Ya en el bus de la tarde, mi única preocupación residía en no encontrarme con Blas, debido a su descaro verbal con aromas de halitosis. Sin embargo, siempre tenía algo que decirme, por lo que me buscaba con sumo interés, incapaz como era yo de negarle mi compañía, aunque no me resultara muy grata la suya. Sustraerme a él era un imposible, pues se pegaba a mí como una lapa, y si me refugiaba solo en un asiento, él se ponía de pie a mi lado de inmediato sin darse cuenta que prefería ignorarlo.

En mi último trayecto del día la presencia de Társilo, de cara blanca, asustadiza y una persistente tos, era una constante, y siempre terminaba por contarme lo mal que le salían las cosas, hablarme de su poca fortuna, y de sus miedos al salir a la calle, pues todo lo que le ocurría representaban desgracias inevitables.

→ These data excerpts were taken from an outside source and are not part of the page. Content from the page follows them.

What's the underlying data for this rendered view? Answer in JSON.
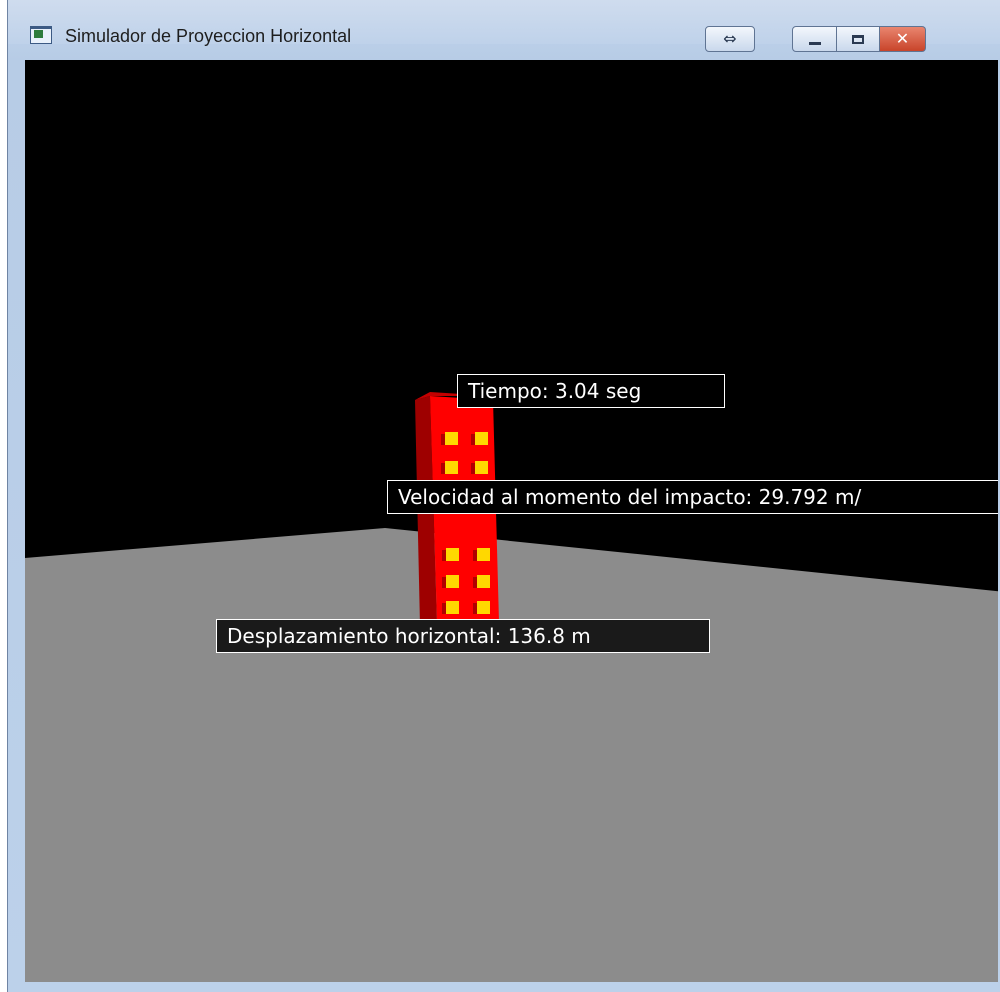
{
  "window": {
    "title": "Simulador de Proyeccion Horizontal",
    "buttons": {
      "resize": "⇔",
      "minimize": "",
      "maximize": "",
      "close": "✕"
    }
  },
  "scene": {
    "sky_color": "#000000",
    "ground_color": "#8c8c8c",
    "building_color": "#ff0000",
    "window_color": "#ffd800"
  },
  "hud": {
    "tiempo": "Tiempo: 3.04 seg",
    "velocidad": "Velocidad al momento del impacto: 29.792 m/",
    "desplazamiento": "Desplazamiento horizontal: 136.8 m"
  }
}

Era un tostón, pero muy buena gente y me daba cierta pena, por lo que trataba de animarle sin apenas conseguirlo.

El autobús, ese pequeño mundo que no gira alrededor del Sol pero sí de la ciudad y nos transporta traqueteante acompañados de seres multiformes, algunos en busca de un foco de calor donde cobijarse, completaba parte de mis horas, a veces fascinantes, en un trayecto que si siempre era el mismo, su gente tenían vidas diferentes, ora seductoras, ora vulgares.

Pero un buen día todo se fue al traste y ni Juan, ni Álvaro, ni Blas, ni Társilo subieron al autobús, lo que me causó una inesperada sorpresa, echándoles de menos, incluso a Blas. Y más si cabe, por la ausencia de los cuatro en el mismo día, como si el destino se hubiese puesto de acuerdo pasando a un segundo acto de un guión desconocido. Y así, transcurrieron dos días más, dejándome muy preocupado y despertando en mí un gran interés por saber algo de ellos. Y también apenado, sobre todo, por no saber a quien dirigirme preguntando por ellos, ni por si volvería a verlos.

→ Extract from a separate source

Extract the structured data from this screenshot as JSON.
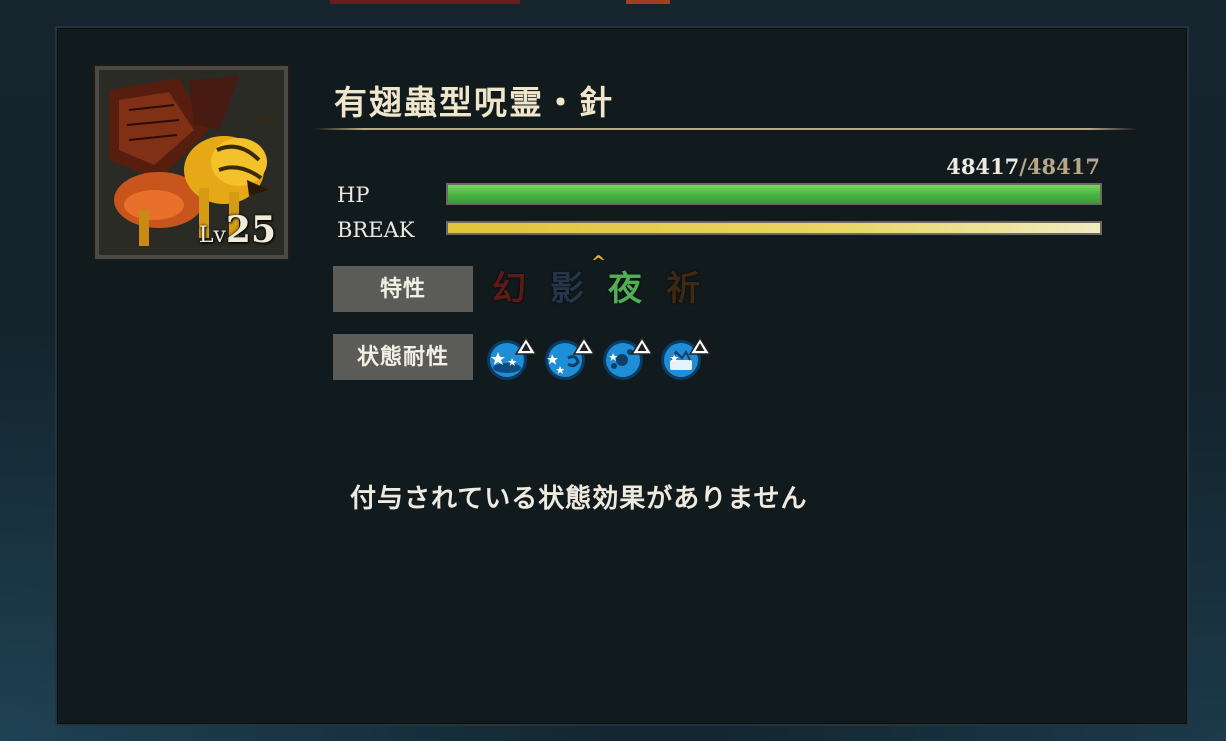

Ya en mi último trayecto me acerqué al conductor del autobús, no como remedio seguro, sino porque no había otra forma de averiguar algo; tenía al menos que intentarlo.

-Buenas noches, amigo –le saludé cordialmente- llevo tres días sin saber nada de Juan, ni de Álvaro, ni de Blas, ni de Társilo, todos habituales usuarios de esta línea que seguro que los conoce. Por casualidad, ¿sabe Vd. algo de ellos?

-Oiga Vd.- me contestó serio, con cara de pocos amigos y algo cabreado- ¿No sabe Vd. leer? ¿No ve que está prohibido hablar con el conductor?

Enojado, me bajé del bus unas cuantas paradas antes de llegar a mi destino, añorando la cordialidad, la discreción, la osadía y hasta el miedo, envueltos todos en el celofán humano de la espontaneidad como el mejor de los regalos, lejano al obligado de un santo comercial, truncados todos por un cartel prohibitivo cada vez más de actualidad que ya desgraciadamente nada tiene que decir.

(“Línea 8–Periférico” es un relato que ha participado en el 25º Proyecto Anthology. Tema: El autobús)

06 diciembre 2007

EL SIGLO DE ORO ESPAÑOL


Lo tenía decidido. Pocholo, mochila al hombro, paso firme y con sus melenas ondulantes, bajó de su autobús aparcado en una gran superficie y se fue directo a la sección de libros de ocasión buscando el estante de los clásicos. Su interés estaba en comprar algo de Garcilaso, de Santa Teresa de Jesús y de Boscán. No por su afición a los clásicos, que ya había abandonado, sino porque le vinieron al recuerdo como los más adecuados para lo que por su mente rondaba. De su cara enfurecida, perfumada con un Jean Patou, surgió un brutal ceño cuando lo único que encontró fueron libros de autoayuda, de cómo hablar inglés en quince días para volar a Londres aprovechando un vuelo barato encontrado en Internet o de cómo ligar pronto y bien. Al ver este último, cambio el semblante y sonrió levemente.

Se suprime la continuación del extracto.